Based on wave flume experiments, this study systematically investigated the 3D scour process around pipelines under the combined action of waves and currents. Particular emphasis was placed on analysing the variations in pore-water pressure and hydrodynamic characteristics during the scour process. Through an in-depth analysis of the experimental data, the following conclusions can be drawn.

(1)

The scour response of the sandy seabed is rapid and exhibits short-term stability. The experimental data indicate that the scouring process in a sandy seabed around the pipelines progresses rapidly and the entire scouring process reaches a stable state in 30 min. The maximum scouring depth invariably appears directly below the pipeline and is insensitive to variations in the current direction, suggesting that the vortex structure and local shear stress at the bottom of the pipeline are the crucial dynamic mechanisms governing the development of scouring.

(2)

The scouring process manifests distinct stage-specific characteristics. In the initial stage (0–10 min), the destruction of the soil structure is most intense during this period. The pore-water pressure responds significantly and the vertical depth of the scour pit increases rapidly. It essentially reaches a stable state within the first 10 min, suggesting that the sandy seabed has relatively weak anti-scouring capabilities and is highly sensitive to the influence of water flow. In the later stage (10–30 min), the scouring morphology is predominantly characterised by lateral expansion. The variation in vertical scouring depth gradually becomes more gentle and the system gradually approaches a dynamic equilibrium state.

(3)

The dynamic variation in pore-water pressure is closely associated with the scouring progression. During the initial stage of scouring, the amplitude of pore-water pressure exhibits a non-monotonic trend of “decreasing first and then increasing”, which reflects the instantaneous disruption of the soil skeleton structure and the redistribution process of pore-water pressure. Approximately 250 s after the commencement of scouring, the amplitude of pore-water pressure stabilises, indicating that the soil–fluid interaction has attained a state of dynamic equilibrium. At this juncture, the rate of scouring development decreases significantly.

(4)

The evolutionary process of the scouring morphology is significantly affected by the dynamic variations of pore-water pressure. During the early stage of scouring, the intense fluctuations in pore-water pressure are closely associated with the instability of the soil mass. In the subsequent stage, once the pore-water pressure stabilises, the scour pit predominantly exhibits lateral expansion. This phenomenon suggests that the dynamic changes in pore-water pressure can serve as a crucial metric for determining the development stages of scouring. Specifically, during the initial stage of scouring (the first 10 min), pore-water pressure data can be effectively utilised to identify the acceleration phase of scouring, thereby holding significant early-warning implications.

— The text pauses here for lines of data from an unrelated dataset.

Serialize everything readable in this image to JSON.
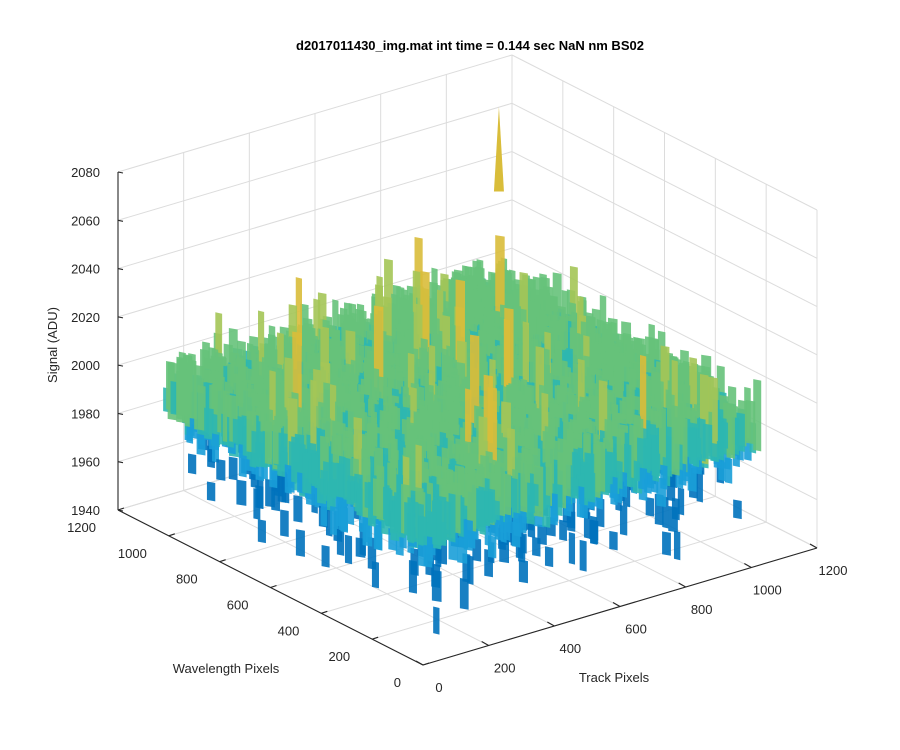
{
  "chart_data": {
    "type": "surface",
    "title": "d2017011430_img.mat int time = 0.144 sec  NaN nm BS02",
    "xlabel": "Track Pixels",
    "ylabel": "Wavelength Pixels",
    "zlabel": "Signal (ADU)",
    "xlim": [
      0,
      1200
    ],
    "ylim": [
      0,
      1200
    ],
    "zlim": [
      1940,
      2080
    ],
    "xticks": [
      "0",
      "200",
      "400",
      "600",
      "800",
      "1000",
      "1200"
    ],
    "yticks": [
      "0",
      "200",
      "400",
      "600",
      "800",
      "1000",
      "1200"
    ],
    "zticks": [
      "1940",
      "1960",
      "1980",
      "2000",
      "2020",
      "2040",
      "2060",
      "2080"
    ],
    "grid": true,
    "colormap": "parula",
    "colors": [
      "#0072bd",
      "#1a9fd8",
      "#2db7b0",
      "#66c27a",
      "#a4c556",
      "#d9bd3a"
    ],
    "data_range": {
      "x": [
        0,
        1024
      ],
      "y": [
        0,
        1024
      ],
      "z": [
        1945,
        2075
      ]
    },
    "mean_signal": 2000,
    "peak_signal": 2075,
    "min_signal": 1945
  }
}
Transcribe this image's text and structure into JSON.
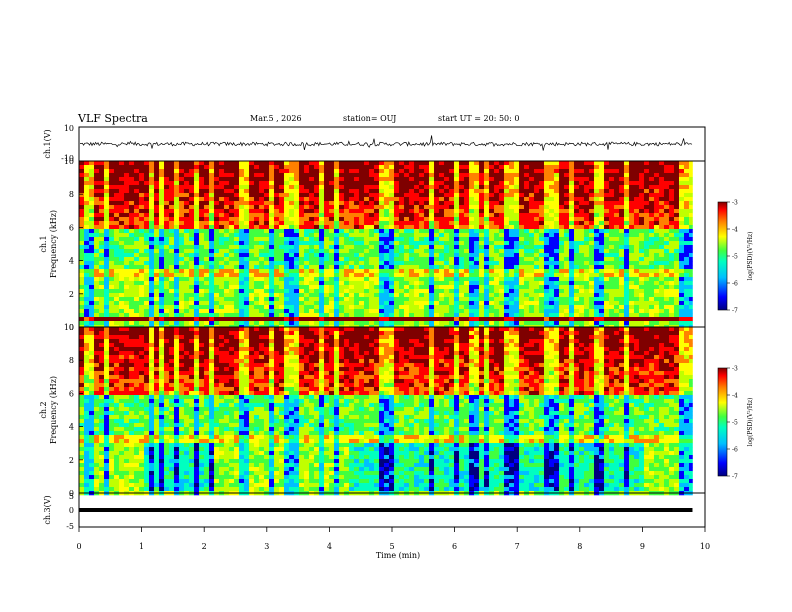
{
  "header": {
    "title": "VLF Spectra",
    "date": "Mar.5 , 2026",
    "station": "station= OUJ",
    "start_ut": "start UT = 20: 50: 0"
  },
  "colors": {
    "spectrogram_scale": [
      "#00007f",
      "#0000ff",
      "#00bfff",
      "#00ffc0",
      "#40ff40",
      "#c0ff00",
      "#ffff00",
      "#ff8000",
      "#ff0000",
      "#7f0000"
    ]
  },
  "chart_data": [
    {
      "type": "line",
      "ylabel": "ch.1(V)",
      "ylim": [
        -10,
        10
      ],
      "yticks": [
        "10",
        "-10"
      ],
      "xlim": [
        0,
        10
      ]
    },
    {
      "type": "heatmap",
      "ylabel_line1": "ch.1",
      "ylabel_line2": "Frequency (kHz)",
      "ylim": [
        0,
        10
      ],
      "yticks": [
        "0",
        "2",
        "4",
        "6",
        "8",
        "10"
      ],
      "xlim": [
        0,
        10
      ],
      "colorbar": {
        "label": "log(PSD)(V²/Hz)",
        "range": [
          -7,
          -3
        ],
        "ticks": [
          "-3",
          "-4",
          "-5",
          "-6",
          "-7"
        ]
      }
    },
    {
      "type": "heatmap",
      "ylabel_line1": "ch.2",
      "ylabel_line2": "Frequency (kHz)",
      "ylim": [
        0,
        10
      ],
      "yticks": [
        "0",
        "2",
        "4",
        "6",
        "8",
        "10"
      ],
      "xlim": [
        0,
        10
      ],
      "colorbar": {
        "label": "log(PSD)(V²/Hz)",
        "range": [
          -7,
          -3
        ],
        "ticks": [
          "-3",
          "-4",
          "-5",
          "-6",
          "-7"
        ]
      }
    },
    {
      "type": "line",
      "ylabel": "ch.3(V)",
      "ylim": [
        -5,
        5
      ],
      "yticks": [
        "5",
        "0",
        "-5"
      ],
      "x": [
        0,
        9.8
      ],
      "y": [
        0,
        0
      ],
      "xlabel": "Time (min)",
      "xticks": [
        "0",
        "1",
        "2",
        "3",
        "4",
        "5",
        "6",
        "7",
        "8",
        "9",
        "10"
      ],
      "xlim": [
        0,
        10
      ]
    }
  ]
}
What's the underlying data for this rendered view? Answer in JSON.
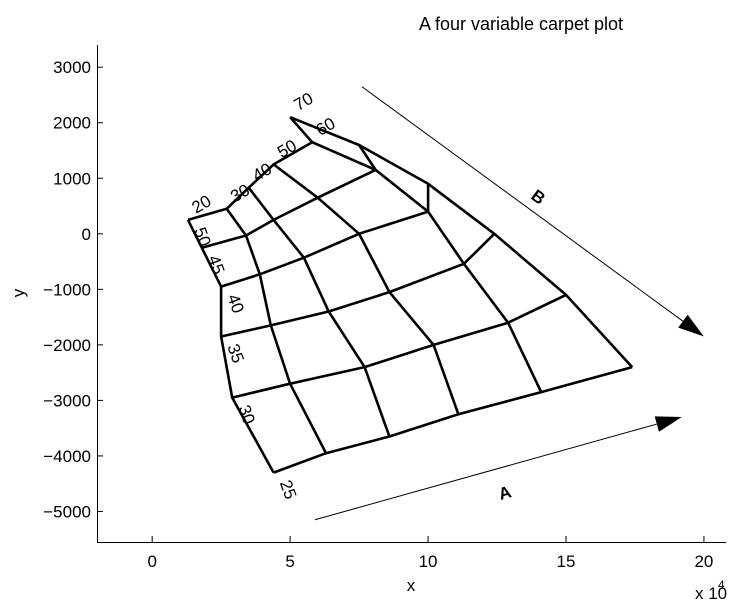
{
  "chart_data": {
    "type": "carpet",
    "title": "A four variable carpet plot",
    "xlabel": "x",
    "ylabel": "y",
    "x_multiplier": "x 10",
    "x_exponent": "4",
    "xlim": [
      -2,
      20.8
    ],
    "ylim": [
      -5550,
      3400
    ],
    "x_ticks": [
      0,
      5,
      10,
      15,
      20
    ],
    "x_tick_labels": [
      "0",
      "5",
      "10",
      "15",
      "20"
    ],
    "y_ticks": [
      3000,
      2000,
      1000,
      0,
      -1000,
      -2000,
      -3000,
      -4000,
      -5000
    ],
    "y_tick_labels": [
      "3000",
      "2000",
      "1000",
      "0",
      "−1000",
      "−2000",
      "−3000",
      "−4000",
      "−5000"
    ],
    "grid": false,
    "A_values": [
      25,
      30,
      35,
      40,
      45,
      50
    ],
    "A_labels": [
      "25",
      "30",
      "35",
      "40",
      "45",
      "50"
    ],
    "B_values": [
      20,
      30,
      40,
      50,
      60,
      70
    ],
    "B_labels": [
      "20",
      "30",
      "40",
      "50",
      "60",
      "70"
    ],
    "axis_A_label": "A",
    "axis_B_label": "B",
    "grid_points": [
      [
        [
          4.4,
          -4300
        ],
        [
          2.9,
          -2950
        ],
        [
          2.5,
          -1850
        ],
        [
          2.5,
          -950
        ],
        [
          1.8,
          -250
        ],
        [
          1.3,
          250
        ]
      ],
      [
        [
          6.3,
          -3950
        ],
        [
          5.0,
          -2700
        ],
        [
          4.3,
          -1650
        ],
        [
          3.9,
          -730
        ],
        [
          3.4,
          -30
        ],
        [
          2.7,
          450
        ]
      ],
      [
        [
          8.6,
          -3650
        ],
        [
          7.7,
          -2400
        ],
        [
          6.4,
          -1400
        ],
        [
          5.5,
          -430
        ],
        [
          4.4,
          250
        ],
        [
          3.5,
          830
        ]
      ],
      [
        [
          11.1,
          -3250
        ],
        [
          10.2,
          -2000
        ],
        [
          8.6,
          -1050
        ],
        [
          7.5,
          0
        ],
        [
          6.0,
          650
        ],
        [
          4.4,
          1250
        ]
      ],
      [
        [
          14.1,
          -2850
        ],
        [
          12.9,
          -1600
        ],
        [
          11.3,
          -540
        ],
        [
          10.0,
          400
        ],
        [
          8.1,
          1150
        ],
        [
          5.8,
          1650
        ]
      ],
      [
        [
          17.4,
          -2400
        ],
        [
          15.0,
          -1100
        ],
        [
          12.4,
          0
        ],
        [
          10.0,
          900
        ],
        [
          7.5,
          1600
        ],
        [
          5.0,
          2100
        ]
      ]
    ],
    "arrow_A": {
      "from": [
        5.9,
        -5150
      ],
      "to": [
        19.2,
        -3300
      ]
    },
    "arrow_B": {
      "from": [
        7.6,
        2650
      ],
      "to": [
        20.0,
        -1850
      ]
    }
  }
}
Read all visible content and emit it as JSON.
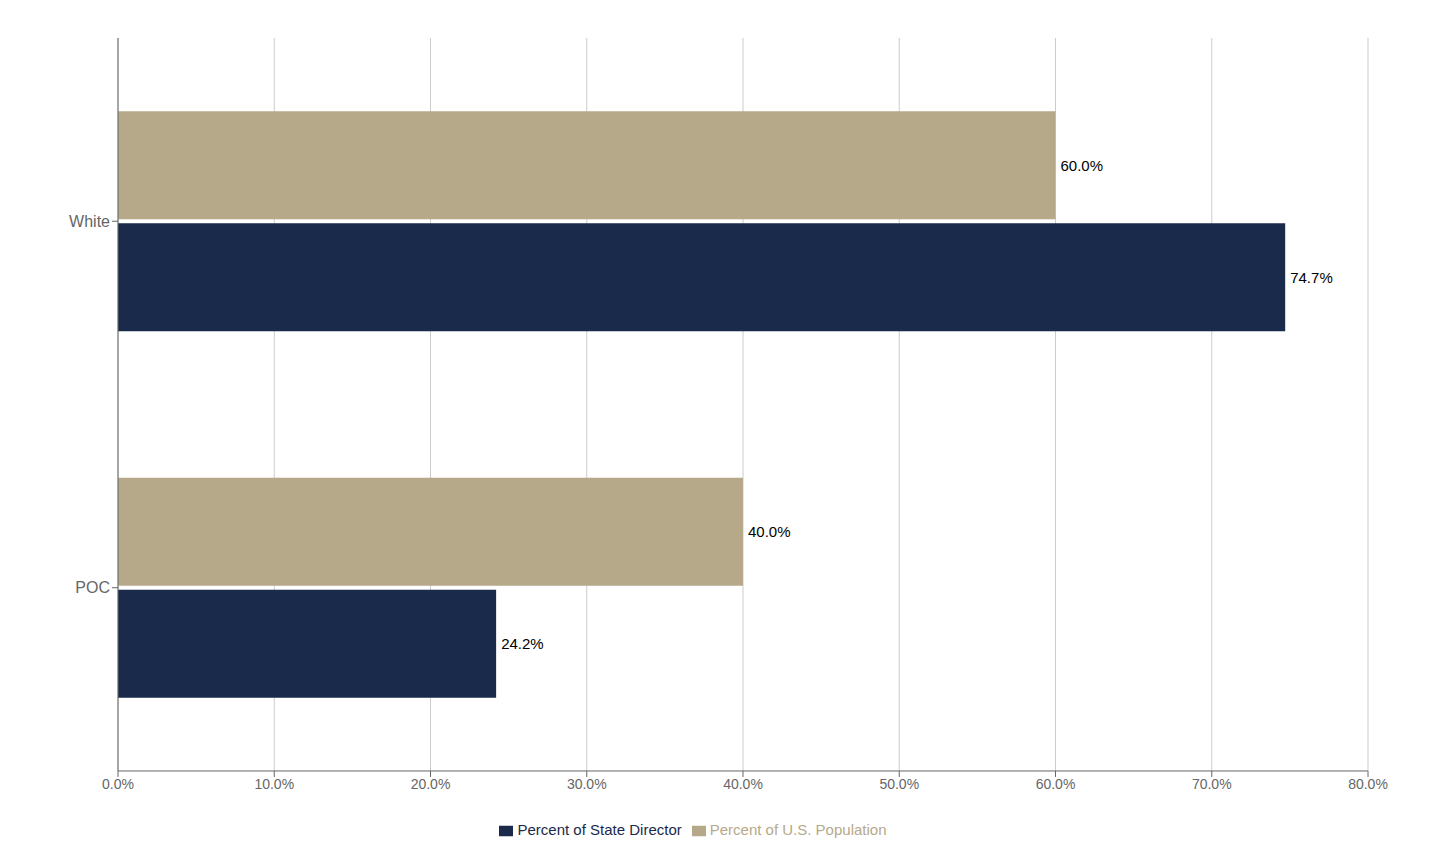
{
  "chart_data": {
    "type": "bar",
    "orientation": "horizontal",
    "categories": [
      "White",
      "POC"
    ],
    "series": [
      {
        "name": "Percent of U.S. Population",
        "color": "#b5a98a",
        "values": [
          60.0,
          40.0
        ],
        "value_labels": [
          "60.0%",
          "40.0%"
        ]
      },
      {
        "name": "Percent of State Director",
        "color": "#1a2a4a",
        "values": [
          74.7,
          24.2
        ],
        "value_labels": [
          "74.7%",
          "24.2%"
        ]
      }
    ],
    "xlim": [
      0,
      80
    ],
    "xticks": [
      {
        "value": 0,
        "label": "0.0%"
      },
      {
        "value": 10,
        "label": "10.0%"
      },
      {
        "value": 20,
        "label": "20.0%"
      },
      {
        "value": 30,
        "label": "30.0%"
      },
      {
        "value": 40,
        "label": "40.0%"
      },
      {
        "value": 50,
        "label": "50.0%"
      },
      {
        "value": 60,
        "label": "60.0%"
      },
      {
        "value": 70,
        "label": "70.0%"
      },
      {
        "value": 80,
        "label": "80.0%"
      }
    ],
    "grid": true,
    "legend": "bottom",
    "data_labels": true
  }
}
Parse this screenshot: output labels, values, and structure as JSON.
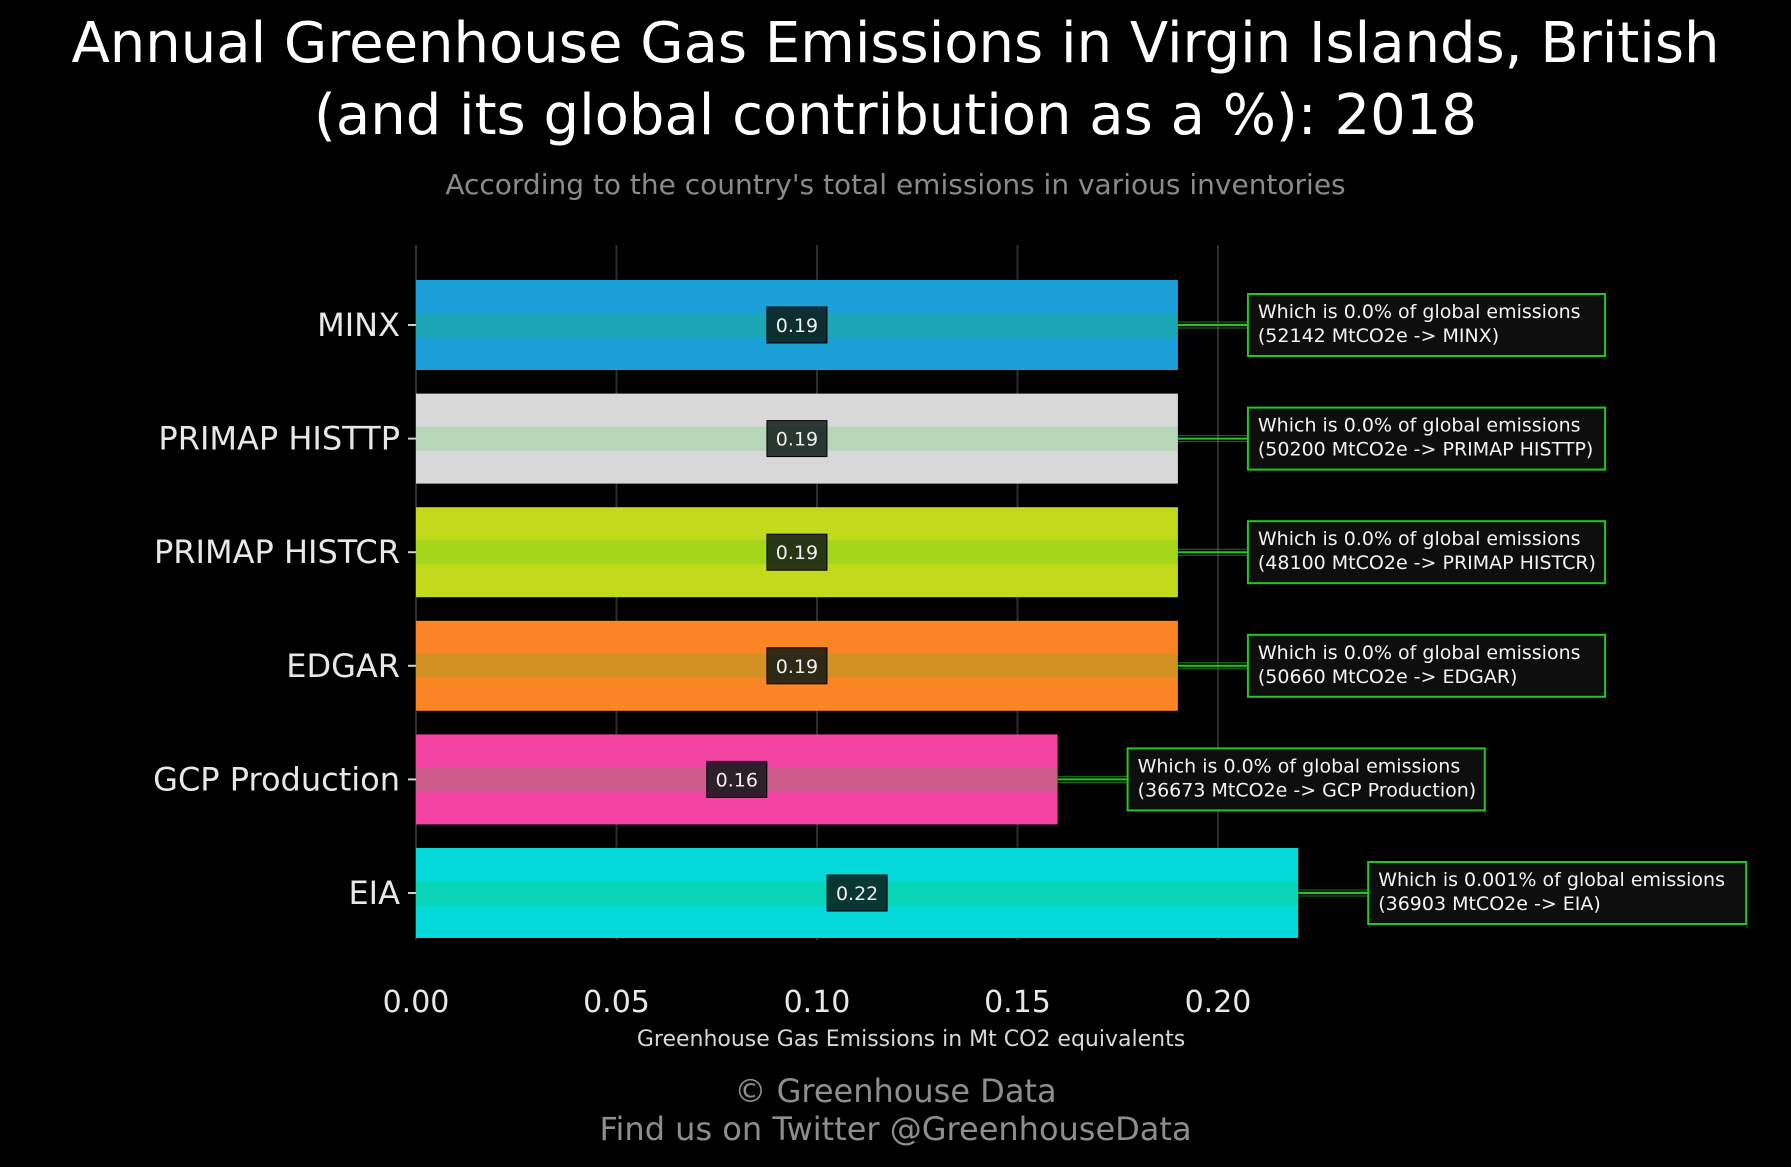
{
  "title_line1": "Annual Greenhouse Gas Emissions in Virgin Islands, British",
  "title_line2": "(and its global contribution as a %): 2018",
  "subtitle": "According to the country's total emissions in various inventories",
  "credit_line1": "© Greenhouse Data",
  "credit_line2": "Find us on Twitter @GreenhouseData",
  "chart_data": {
    "type": "bar",
    "orientation": "horizontal",
    "categories": [
      "MINX",
      "PRIMAP HISTTP",
      "PRIMAP HISTCR",
      "EDGAR",
      "GCP Production",
      "EIA"
    ],
    "values": [
      0.19,
      0.19,
      0.19,
      0.19,
      0.16,
      0.22
    ],
    "value_labels": [
      "0.19",
      "0.19",
      "0.19",
      "0.19",
      "0.16",
      "0.22"
    ],
    "colors": [
      "#1ca0d8",
      "#d8d8d8",
      "#c2d91c",
      "#fb8424",
      "#f344a4",
      "#04d8d8"
    ],
    "annotations": [
      [
        "Which is 0.0% of global emissions",
        "(52142 MtCO2e -> MINX)"
      ],
      [
        "Which is 0.0% of global emissions",
        "(50200 MtCO2e -> PRIMAP HISTTP)"
      ],
      [
        "Which is 0.0% of global emissions",
        "(48100 MtCO2e -> PRIMAP HISTCR)"
      ],
      [
        "Which is 0.0% of global emissions",
        "(50660 MtCO2e -> EDGAR)"
      ],
      [
        "Which is 0.0% of global emissions",
        "(36673 MtCO2e -> GCP Production)"
      ],
      [
        "Which is 0.001% of global emissions",
        "(36903 MtCO2e -> EIA)"
      ]
    ],
    "xlabel": "Greenhouse Gas Emissions in Mt CO2 equivalents",
    "xticks": [
      "0.00",
      "0.05",
      "0.10",
      "0.15",
      "0.20"
    ],
    "xtick_values": [
      0,
      0.05,
      0.1,
      0.15,
      0.2
    ],
    "xlim": [
      0,
      0.24
    ],
    "grid": "vertical",
    "annotation_color": "#22c722"
  }
}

In this study, a series of wave flume experiments for 3D scouring experiments under waves and currents has been systematically examined, with a specific focus on the relationship between pore-water pressure and scouring process. Since this study was performed in a wave flume, the 3D scour can only be considered in a small-scale condition with a specific sandy seabed. This study can provide some preliminary knowledge of the relationship between pore-water pressure and scouring process. However, it is necessary to further explore the impacts of different soil types and complex flow conditions, such as irregular waves, on the scouring process in the future.